Ask the user to confirm the track is complete.

---

Summary

• 4 phases, 4 atomic commits, 29 unit + integration tests.
• One audit script (scripts/audit_license_cve.py) + one baseline file + two report files (initial.md and final.md).
• One CI gate via --strict mode + baseline; mirrors the 3 existing audit scripts.
• 0 new pip dependencies in the project.
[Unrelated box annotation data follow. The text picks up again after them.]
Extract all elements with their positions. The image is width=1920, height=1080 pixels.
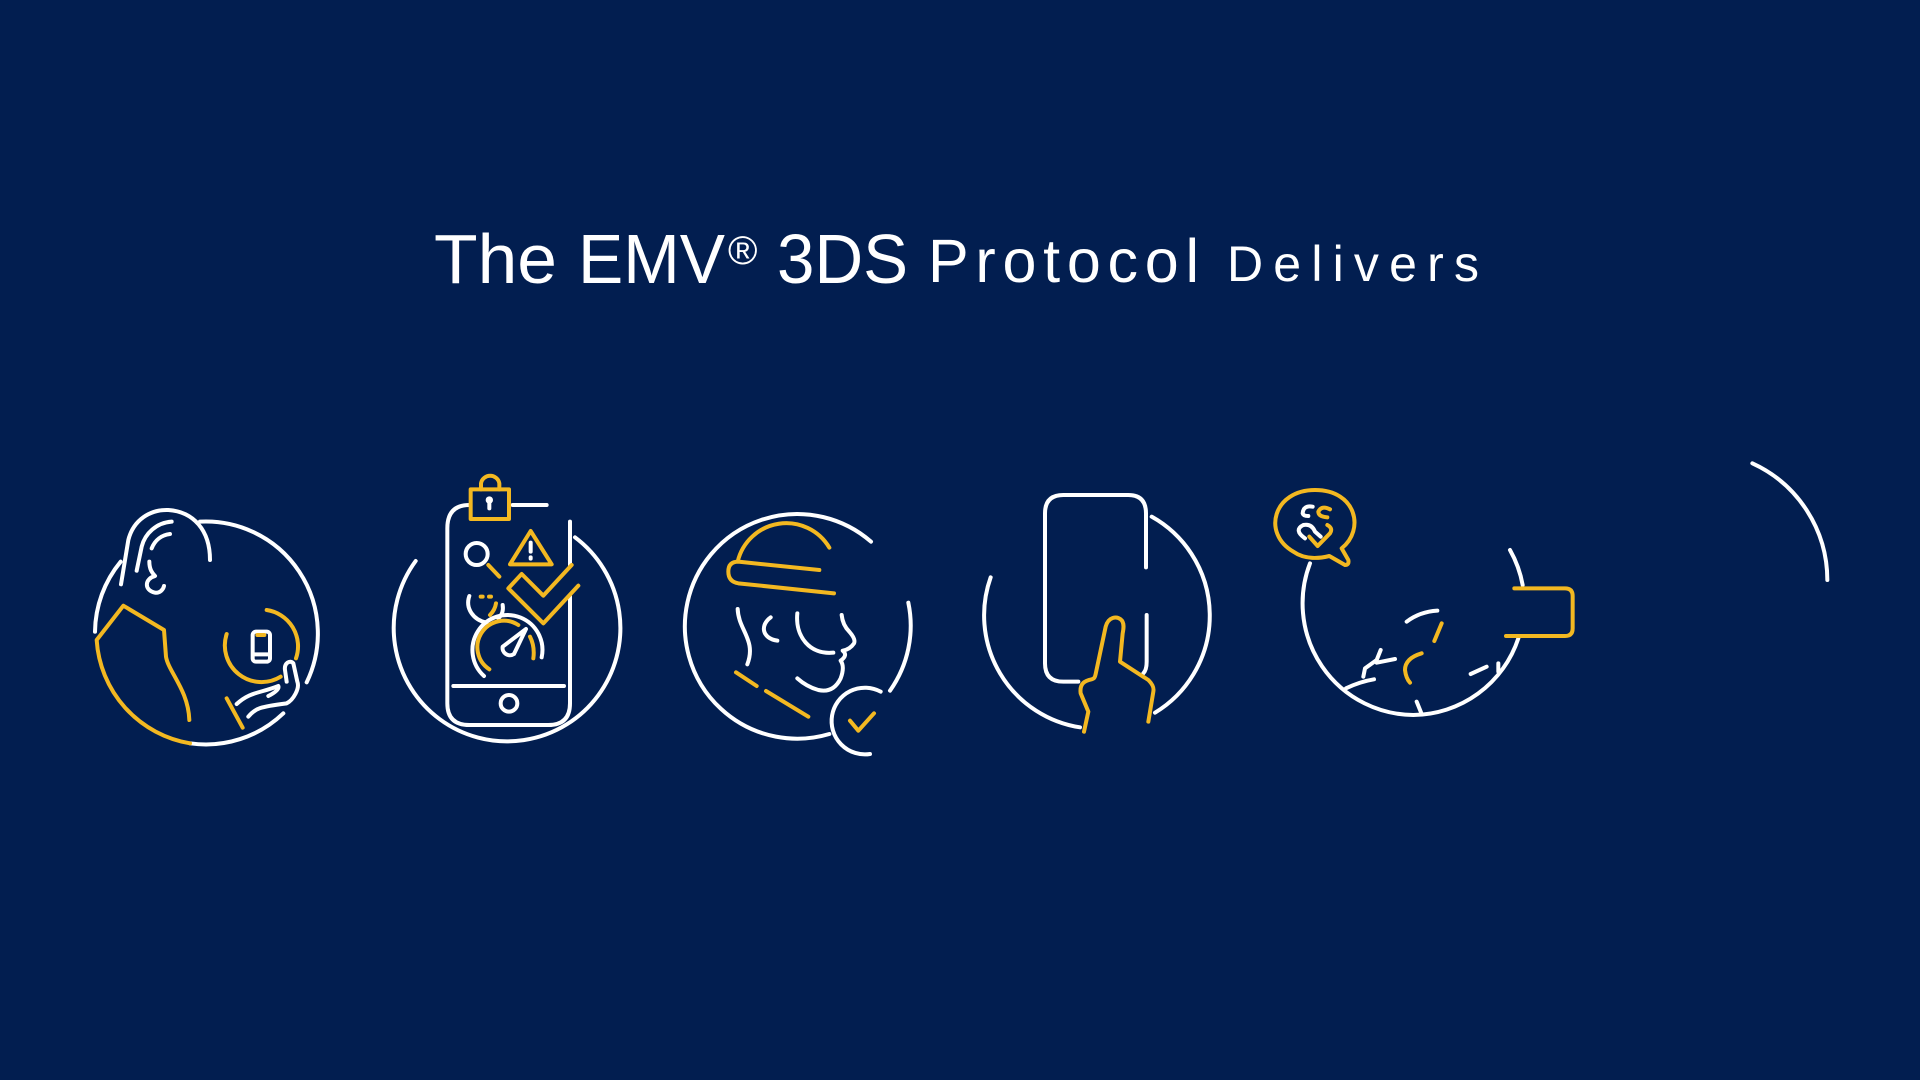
title: EMV (578, 220, 725, 298)
title: 3DS (777, 220, 908, 298)
icon: profile with hat and check (685, 514, 911, 754)
title: The (434, 220, 557, 298)
icon: speech bubble with partial circle (1275, 490, 1573, 715)
icon: person holding phone (95, 510, 318, 744)
icon: phone with security checks (394, 476, 620, 741)
title: ® (728, 229, 757, 273)
icon: finger tapping phone (984, 495, 1210, 732)
title: Protocol (928, 227, 1199, 295)
title (434, 220, 1479, 298)
title: Delivers (1227, 236, 1479, 292)
icon: partial arc (1752, 463, 1827, 580)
Pure stdlib (importlib.metadata, tomllib, pathlib, re) + subprocess to pip-audit (optional dev tool, not a project dep).
• Scope-limited to third-party deps. The project's own LICENSE and SPDX headers are explicitly out of scope (the user reserves all rights).
• Tilde-pinning (~X.Y.Z) for all 14 direct deps; uv.lock regenerated; requirements.txt deleted.
• Restore path: git revert <commit-hash> for any of the 4 commits; the spec's sanitized allowlist is in scripts/audit_license_cve.py and can be edited there.
• Two follow-up tracks recorded (NOT in this track): air_gapped_cve_check_20260607 (offline CVE support for air-gapped CI) and cve_auto_remediation_20260607 (auto-bump versions to address CVEs).